Juneau man believes he knows the little boy in the Kennedy picture

Terry VanLeuven holding his copy of the Kennedy photograph. (Photo by Mary Tarr)
Terry VanLeuven holding his copy of the Kennedy photograph. (Photo by Mary Tarr)

A Juneau man owns the same picture of a little boy with John F. Kennedy found in the attic of the governor’s house.

Gov. Sean Parnell’s office has been hoping to identify the boy in the photo, thinking he was an Alaskan.

The black and white photo shows Kennedy shaking the boy’s hand. There are no dates or places on the back of the framed photo, no one at the state museum could identify it, so the governor’s office asked the public for help.

Terry Van Leuven saw the picture in the Juneau Empire on Wednesday.

“How shocked I was when I opened the paper and seen that picture that’s hangin’ on the wall here in my bedroom,” he told KTOO.

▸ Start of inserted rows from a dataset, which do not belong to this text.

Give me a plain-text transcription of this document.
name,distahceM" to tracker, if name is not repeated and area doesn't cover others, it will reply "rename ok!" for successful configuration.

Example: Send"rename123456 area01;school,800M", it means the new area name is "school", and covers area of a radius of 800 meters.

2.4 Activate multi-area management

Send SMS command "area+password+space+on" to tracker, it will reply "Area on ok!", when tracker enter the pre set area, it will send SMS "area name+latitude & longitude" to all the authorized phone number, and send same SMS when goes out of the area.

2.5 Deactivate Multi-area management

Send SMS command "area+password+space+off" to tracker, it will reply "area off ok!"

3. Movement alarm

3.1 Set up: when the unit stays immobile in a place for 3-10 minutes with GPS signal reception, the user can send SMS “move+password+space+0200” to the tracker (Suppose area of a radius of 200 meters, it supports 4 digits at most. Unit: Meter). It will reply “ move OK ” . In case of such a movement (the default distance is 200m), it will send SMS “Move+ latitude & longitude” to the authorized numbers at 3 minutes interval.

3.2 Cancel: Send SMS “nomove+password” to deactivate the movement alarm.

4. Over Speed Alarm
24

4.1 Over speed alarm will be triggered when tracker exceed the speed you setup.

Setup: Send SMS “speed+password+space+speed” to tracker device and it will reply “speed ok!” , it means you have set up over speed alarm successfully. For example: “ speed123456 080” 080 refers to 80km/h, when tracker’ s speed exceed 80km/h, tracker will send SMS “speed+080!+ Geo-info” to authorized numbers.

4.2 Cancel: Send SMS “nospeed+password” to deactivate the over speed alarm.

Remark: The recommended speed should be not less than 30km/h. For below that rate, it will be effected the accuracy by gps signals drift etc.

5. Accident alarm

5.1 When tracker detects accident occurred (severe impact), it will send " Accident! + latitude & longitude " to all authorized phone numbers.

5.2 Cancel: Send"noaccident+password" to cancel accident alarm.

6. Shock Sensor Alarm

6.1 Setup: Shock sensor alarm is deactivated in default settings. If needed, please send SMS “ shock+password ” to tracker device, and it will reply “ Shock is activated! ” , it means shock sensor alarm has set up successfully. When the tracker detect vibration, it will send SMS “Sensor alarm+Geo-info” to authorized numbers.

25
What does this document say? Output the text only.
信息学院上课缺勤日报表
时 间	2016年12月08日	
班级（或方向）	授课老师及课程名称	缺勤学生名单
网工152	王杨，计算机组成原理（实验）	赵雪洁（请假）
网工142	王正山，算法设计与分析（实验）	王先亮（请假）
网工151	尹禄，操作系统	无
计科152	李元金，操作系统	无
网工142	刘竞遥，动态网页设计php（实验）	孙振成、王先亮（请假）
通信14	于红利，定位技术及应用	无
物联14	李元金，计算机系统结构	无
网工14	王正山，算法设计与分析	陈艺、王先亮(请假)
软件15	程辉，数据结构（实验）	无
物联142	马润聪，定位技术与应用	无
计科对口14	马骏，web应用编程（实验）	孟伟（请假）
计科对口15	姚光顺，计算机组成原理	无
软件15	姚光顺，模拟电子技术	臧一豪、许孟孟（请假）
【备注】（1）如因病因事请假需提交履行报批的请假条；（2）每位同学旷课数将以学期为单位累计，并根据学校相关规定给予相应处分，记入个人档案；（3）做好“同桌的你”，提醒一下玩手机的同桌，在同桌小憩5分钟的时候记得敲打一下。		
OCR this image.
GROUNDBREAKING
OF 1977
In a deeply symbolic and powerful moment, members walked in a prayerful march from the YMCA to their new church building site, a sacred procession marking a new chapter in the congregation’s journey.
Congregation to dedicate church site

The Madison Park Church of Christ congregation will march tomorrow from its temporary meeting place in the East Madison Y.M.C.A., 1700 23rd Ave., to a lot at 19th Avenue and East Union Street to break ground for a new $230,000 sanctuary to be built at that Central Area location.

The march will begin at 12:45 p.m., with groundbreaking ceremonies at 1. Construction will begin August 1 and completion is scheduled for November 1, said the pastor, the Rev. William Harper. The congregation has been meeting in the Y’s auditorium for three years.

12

VanLeuven says his late wife took the photo, when Kennedy, then a U.S. Senator, was campaigning for president in Oregon.

VanLeuven says the boy was Brian Kennedy, who was 8-years-old at the time and no relation to John F. Kennedy.

“That’s a logger’s son in Myrtle Point, Oregon, and that picture was taken in the community building in Coquille, Oregon, I think about 1961 when he was running for president.”

When Kennedy was elected president, VanLeuven was 21 years old and voting for the first time. He was a Democrat and cast his ballot for Kennedy.

VanLeuven moved from Coquille to Alaska 33 years ago, and the picture came with him.

A close-up of the Kennedy photo in the frame. (Photo by Mary Tarr)
A close-up of the Kennedy photo in the frame. (Photo by Mary Tarr)

When Gov. Steve Cowper, a Democrat, was elected in 1986, Van Leuven decided to give the new governor a copy of the picture, though it had nothing to do with Alaska.

“I had the picture and we blew it up and we framed it and I thought it was beautiful. I thought John F. Kennedy would have liked somebody young to do that so I had my daughter and her boyfriend to give it to Gov. Cowper,” VanLeuven said.

He had his daughter Tracy present the picture to Cowper at a Christmas open house at the Governor’s Mansion. VanLeuven says he watched it that night on the television news.

He told his story Wednesday to someone at Gov. Parnell’s office, but says he hasn’t had any calls back.

Parnell spokeswoman Sharon Leighow says the office already knows the boy is not a son of the late Territorial Gov.  Mike Stepovich, or Juneau Sen. Dennis Egan, whose father Bill Egan was the state’s first governor.

She says it could be one of “Boucher’s kids, Andrew Lundquist from Fairbanks, not the right age though. Everybody’s got their theories.”

H. A. “Red” Boucher, now deceased, served as lieutenant governor under Bill Egan. Lundquist is an oil industry executive.

VanLeuven thinks he has the answer and hopes someone from the governor’s office will call him.